Post 614: shadow man and the little boy…

Take a look at these photos, taken sometime toward the middle of the 1940s, during WWII.

The place: My maternal grandmother’s front yard. The family lived in the second story apartment there until completing a house on Mississippi in 1951. The little boy is my older brother, wearing as spiffy an ensemble as I’ve ever seen him in! My brother is a Levis and Nebraska Huskers t-shirt kind of guy now, and he wears a baseball cap. My guess is it’s springtime, and my brother is playing with a Christmas wheelbarrow. I need to ask…!

dads shadow and dick2

“Shadow man” is my father, wearing a civilian hat, so I guess this was a Sunday. My Dad was Chief of Police in this town, and most photos of him then show him in uniform. The town had a major air base training people for the glider and parachute aspects of the D Day invasion. My Dad worked very hard then because he had a small staff meant for a smaller town and thousands of soldiers with not much to do after training but come into town. Many married the mothers of my friends growing up. No coincidence!
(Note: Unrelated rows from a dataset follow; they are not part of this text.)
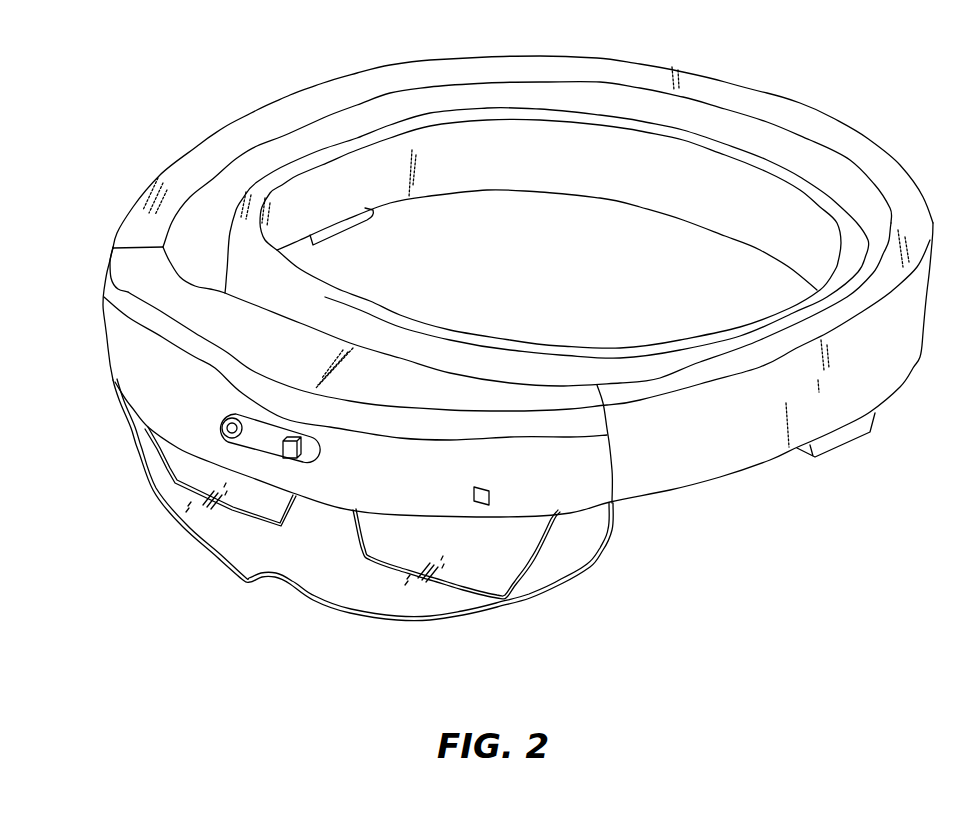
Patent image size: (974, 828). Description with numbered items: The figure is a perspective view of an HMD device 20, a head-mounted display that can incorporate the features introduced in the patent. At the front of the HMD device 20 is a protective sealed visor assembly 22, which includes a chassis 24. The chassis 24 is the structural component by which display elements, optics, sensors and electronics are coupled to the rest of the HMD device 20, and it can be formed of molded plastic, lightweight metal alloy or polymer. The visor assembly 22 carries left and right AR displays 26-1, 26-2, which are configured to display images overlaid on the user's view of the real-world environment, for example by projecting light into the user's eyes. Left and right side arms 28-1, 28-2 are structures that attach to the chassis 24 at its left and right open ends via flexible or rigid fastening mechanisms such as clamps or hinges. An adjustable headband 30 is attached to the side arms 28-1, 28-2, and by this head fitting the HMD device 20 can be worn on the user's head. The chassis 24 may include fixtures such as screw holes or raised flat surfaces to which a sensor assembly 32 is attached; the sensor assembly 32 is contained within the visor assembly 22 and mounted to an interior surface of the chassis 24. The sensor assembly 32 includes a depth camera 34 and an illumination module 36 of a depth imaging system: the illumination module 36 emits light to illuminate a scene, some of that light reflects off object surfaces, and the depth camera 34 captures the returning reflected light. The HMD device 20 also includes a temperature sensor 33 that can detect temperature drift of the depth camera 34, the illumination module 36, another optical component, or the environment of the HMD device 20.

The HMD device 20 is at (485, 366).
The visor assembly 22 is at (460, 620).
The chassis 24 is at (125, 292).
The left AR display 26-1 is at (537, 567).
The right AR display 26-2 is at (290, 520).
The left side arm 28-1 is at (720, 480).
The right side arm 28-2 is at (227, 126).
The adjustable headband 30 is at (338, 288).
The sensor assembly 32 is at (303, 462).
The temperature sensor 33 is at (490, 486).
The depth camera 34 is at (238, 413).
The illumination module 36 is at (303, 442).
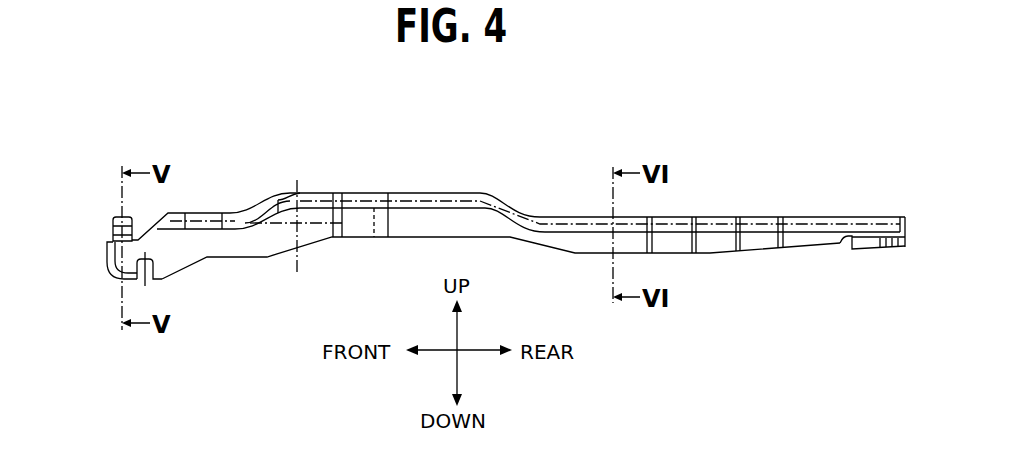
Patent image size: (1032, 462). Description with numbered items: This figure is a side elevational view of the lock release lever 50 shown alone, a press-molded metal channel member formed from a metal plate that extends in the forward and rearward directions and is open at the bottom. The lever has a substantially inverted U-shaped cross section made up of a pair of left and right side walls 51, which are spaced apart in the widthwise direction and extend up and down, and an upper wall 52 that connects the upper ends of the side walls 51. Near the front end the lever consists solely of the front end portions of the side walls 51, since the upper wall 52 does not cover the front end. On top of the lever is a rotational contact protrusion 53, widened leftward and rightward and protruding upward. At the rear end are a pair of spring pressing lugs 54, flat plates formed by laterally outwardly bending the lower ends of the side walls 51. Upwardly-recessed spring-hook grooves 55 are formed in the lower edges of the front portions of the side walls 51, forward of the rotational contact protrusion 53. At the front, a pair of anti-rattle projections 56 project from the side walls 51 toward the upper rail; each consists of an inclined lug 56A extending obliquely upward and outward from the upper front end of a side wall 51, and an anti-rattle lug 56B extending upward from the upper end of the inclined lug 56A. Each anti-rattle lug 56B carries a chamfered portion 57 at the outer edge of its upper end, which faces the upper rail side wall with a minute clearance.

The lock release lever 50 is at (204, 127).
The side walls 51 is at (176, 255).
The upper wall 52 is at (258, 208).
The rotational contact protrusion 53 is at (302, 193).
The spring pressing lugs 54 is at (877, 249).
The spring-hook grooves 55 is at (155, 273).
The anti-rattle projections 56 is at (142, 360).
The inclined lugs 56A is at (115, 240).
The anti-rattle lugs 56B is at (112, 223).
The chamfered portions 57 is at (119, 215).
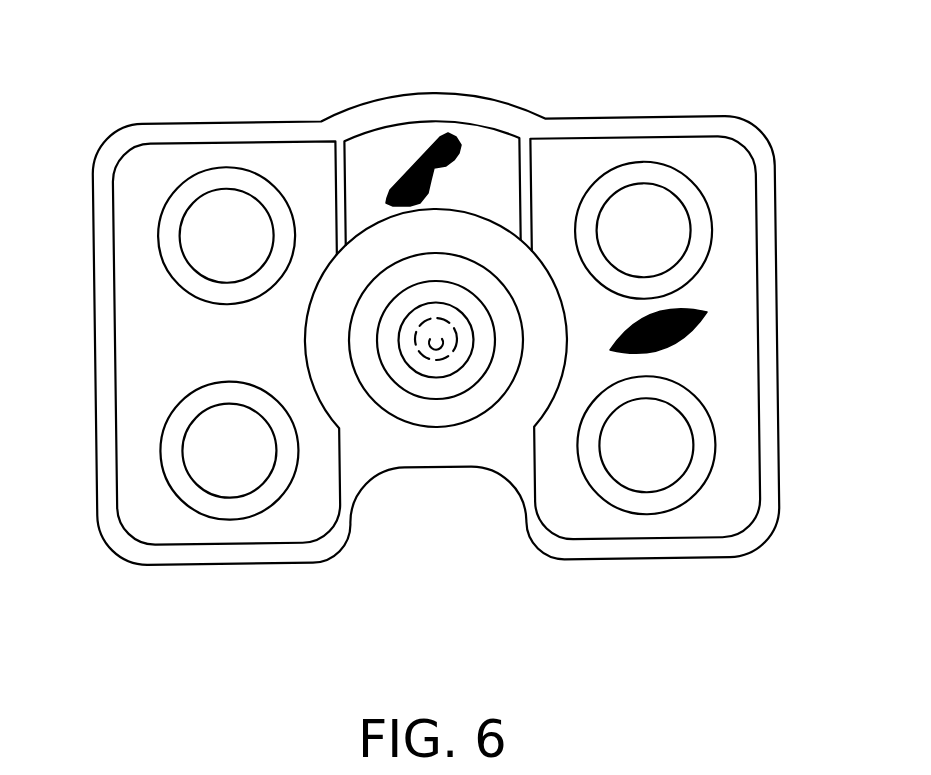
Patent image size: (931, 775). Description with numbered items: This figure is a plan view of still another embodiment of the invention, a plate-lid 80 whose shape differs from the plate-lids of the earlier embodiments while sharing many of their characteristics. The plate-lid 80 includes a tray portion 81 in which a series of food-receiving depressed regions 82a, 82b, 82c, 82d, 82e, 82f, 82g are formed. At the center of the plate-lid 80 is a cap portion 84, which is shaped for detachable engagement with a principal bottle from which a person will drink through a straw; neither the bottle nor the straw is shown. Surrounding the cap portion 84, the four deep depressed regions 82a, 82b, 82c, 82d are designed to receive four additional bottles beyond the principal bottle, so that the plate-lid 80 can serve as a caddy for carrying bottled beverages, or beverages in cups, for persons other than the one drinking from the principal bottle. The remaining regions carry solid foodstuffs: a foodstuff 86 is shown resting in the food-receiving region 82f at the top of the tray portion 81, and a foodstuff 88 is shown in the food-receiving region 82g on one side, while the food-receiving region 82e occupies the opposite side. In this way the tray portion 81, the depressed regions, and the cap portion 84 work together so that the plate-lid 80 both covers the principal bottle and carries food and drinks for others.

The plate-lid 80 is at (446, 356).
The tray portion 81 is at (742, 178).
The deep depressed region 82a is at (218, 205).
The deep depressed region 82b is at (227, 487).
The deep depressed region 82c is at (642, 198).
The deep depressed region 82d is at (635, 480).
The food-receiving depressed region 82e is at (150, 355).
The food-receiving region 82f is at (497, 147).
The food-receiving region 82g is at (743, 365).
The cap portion 84 is at (433, 388).
The foodstuff 86 is at (430, 152).
The foodstuff 88 is at (710, 312).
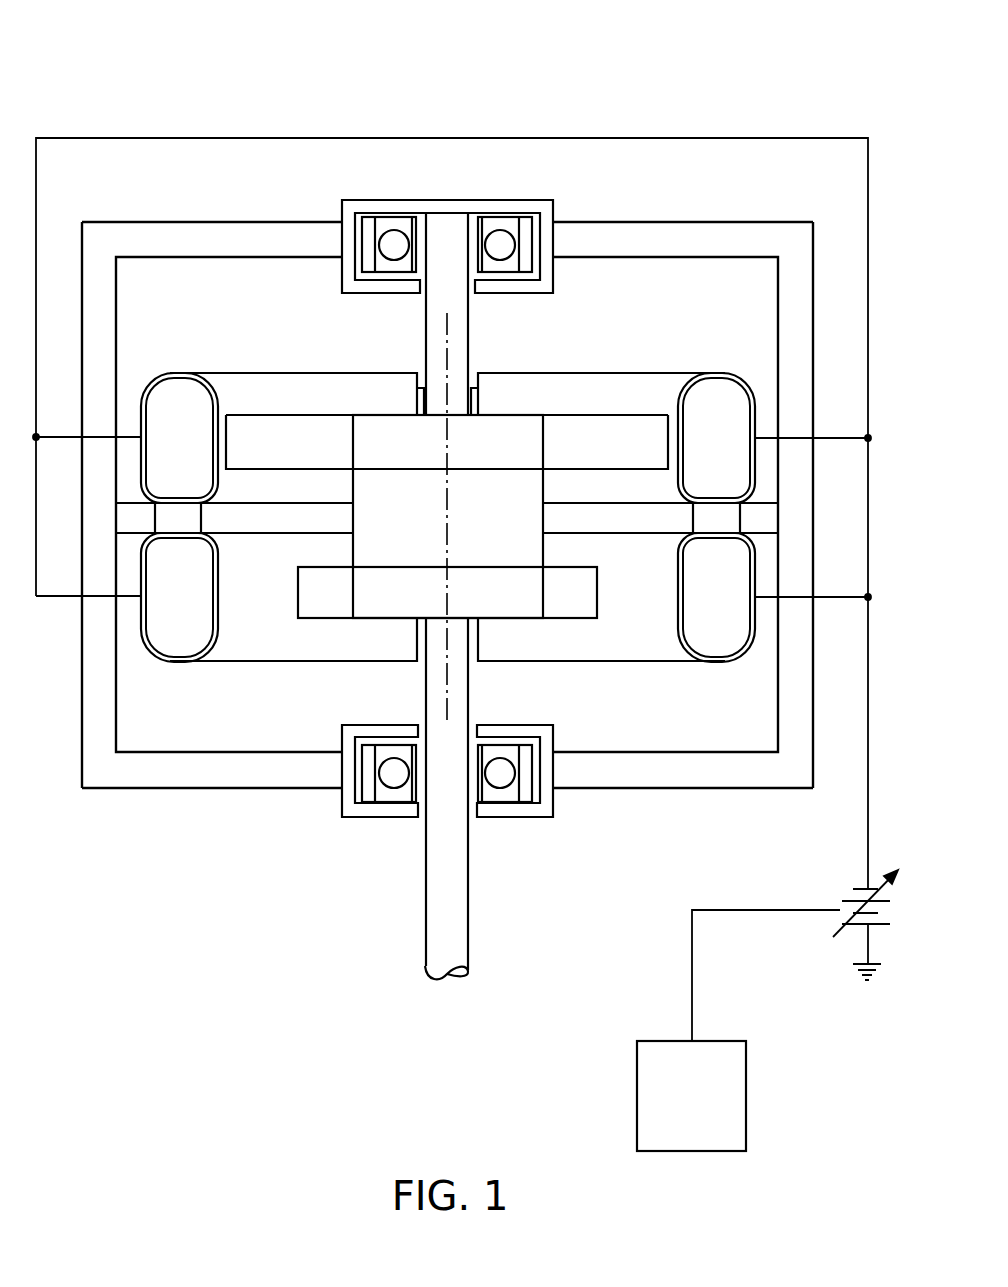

Anyway, this is a favorite photo of Dad because it shows him relaxed, off duty, and doing what fathers do: taking photos of their little guys at play. And…accidentally getting themselves in the photo, if as a shadow. Or maybe it was on purpose. Dad’s gone — he died on election day 2008 — but he was a very purposeful, methodical man. There is a suggestion of a composed shot here.

=(!)=

Then, there is this second shot in the sequence, a more spontaneous yet more mysterious image. Same setting. Same brother. Same father taking a photo as a shadow man.

There’s a change in angle, though, one brought about by my brother’s burst to go to Dad. Dad takes another shot, capturing something I’d never noticed in this photo before: a third person standing by the locust tree, both shadows on the left, while the photo’s taken.

dads shadow and dick1

It appears to be a male. Or is it? Who might it be, this new “shadow man”? Yet, he appears higher in the photo than he should were he just standing by the tree. Was he actually a child, a child standing on the bird bath by that tree? If a child, did Dad know he was standing on the birdbath? I don’t think that was generally allowed…! We’ll never know.

 

20 thoughts on “Post 614: shadow man and the little boy…

  1. I’m sure you had a great time writing the story – photos are far more interesting if they don’t answer all our questions so we can talk about them and spend a good time doing it! 🙂

  2. I would guess that the second shadow is your mom. She is not at the base of the tree but a bit forward, so her shadow looks high in the tree. The size of the shadow makes it look like an adult.

    • That’s a possibility, though the person in the shadow is too high to have just stood by that tree. I still think someone was standing on a bird bath that used to be next to the tree. Regardless, at this point, no one can answer the mystery because everyone but my brother is dead. I doubt he remembers much about that day, easily 70 years ago now!

      • But what if she was standing along the shadow of the tree a few feet? Your brother’s shadow reaches almost the height of your fathers, even though he’s far shorter.

        • One of many possibilities, though I still think it is a male shadow. Too bad the only person who might know is seven decades older than in the photo! I doubt he’d recall the day, though I guess it isn’t impossible.

  3. Great photos. It is frustrating when the people are no longer here to answer our questions about the photos. I have a bunch like that with no idea who the people are in them and no one who can tell me.

    • Thanks! Perhaps it is because I am an old guy now and am more aware of my mortality from a practical point of view, but these photos have greater impact now than they did when I could get answers to basic questions they pose. I plan on post more of these mystery images in future, as they pop to the surface. There are some I remember from when I was a kid that I can’t locate now. Then there are those I can locate but don’t know enough about them to know if they are significant or not to my family history. People used to send photos of their children at Christmas to my parents, for example, and these children aren’t people I know.